À Lire également : le Trio Wanderer sera au Théâtre des Champs-Elysées la saison prochaine
Tous pour un, un pour trois !

Ainsi, tout comme dans l’accord parfait (trois notes comme do+mi+sol), il est possible de distinguer ce qui fait la singularité du jeu de chacun de ces trois brillants instrumentistes du CNSM. Le violoncelliste, Florian Pons, a un mode de jeu assez athlétique, il embrasse son instrument qu’il soumet à ses mouvements et respirations, façonnant ainsi une sonorité claire et puissante. Au contraire, le violoniste, Arthur Decaris, dont on remarque immédiatement la tenue d’archet et la posture imperturbables qui dénotent une certaine humilité à l’égard de son instrument, paraît chercher son expression dans le plus grand raffinement, quitte à risquer d’être quelques rares fois en retrait, au bénéfice de la plus grande extension possible des mouvements mélodiques. Le jeu du pianiste, Loann Fourmental, sans aucun maniérisme, s’exprime avec une grâce que traduit l’étonnante combinaison d’une grande précision rythmique, de l’élégance de gestes sans effort apparent et d’un legato servi par une pédale très présente qui ne trahit toutefois jamais l’intelligence du phrasé. 

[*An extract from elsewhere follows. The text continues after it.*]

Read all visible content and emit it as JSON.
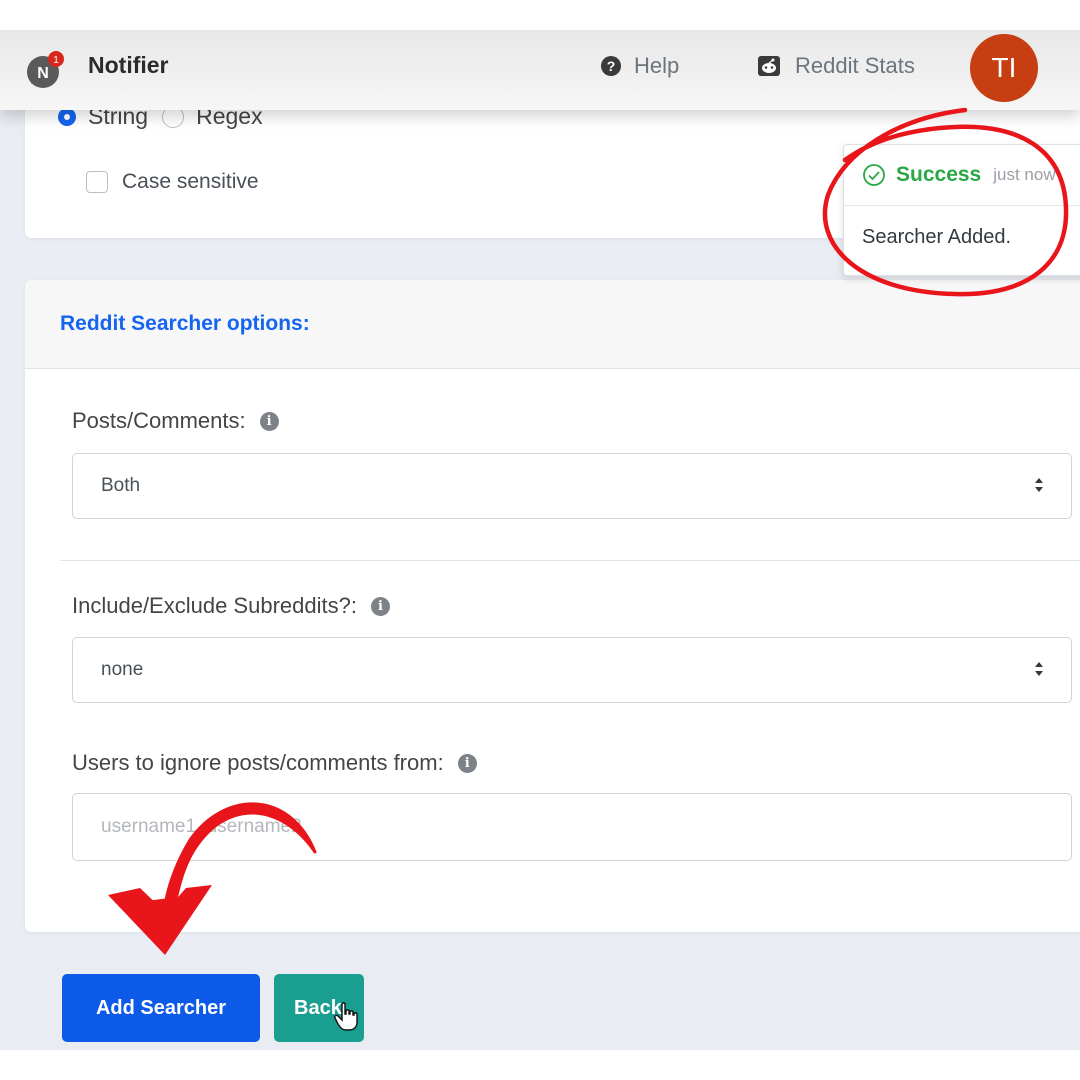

Le je-ne-sais-quoi du bon accord

Cette place accordée aux individualités ne compromet pourtant pas l’impression bien réelle d’unité et de cohérence (c’est là le triomphe du trio). Une unité et une cohérence qui se retrouve d’ailleurs dans l’articulation de ces deux pièces pourtant assez différentes, le Piano trio (1921) de Rebecca Clarke et le Trio en sol mineur op. 3 (1881) d’Ernest Chausson. Au-delà du choix convaincant de la modération dans les tempi et dans les nuances qui a pu contribuer à une impression de continuité entre la circularité hypnotique de la première et l’expressivité romantique de la seconde, au-delà même de la chaleur d’une salle visiblement réjouie de retrouver ce trio qui avait choisi Caen pour enregistrer son premier disque en 2023 (c’était alors Albéric Boullenois au violoncelle) et vibrant sans doute déjà à l’idée de retrouver Arthur Decaris qui fit en ce lieu ses premières armes auprès d’Alexandra Mus, au-delà donc de toute explication, il faut bien admettre que ce sentiment d’unité tient aussi à un je-ne-sais-quoi : ce je-ne-sais-quoi grâce auquel trois notes différentes peuvent parfaitement aller ensemble, ce même je-ne-sais-quoi qui rend des couples – ou ces autres triades que sont les trouples – parfaitement heureux…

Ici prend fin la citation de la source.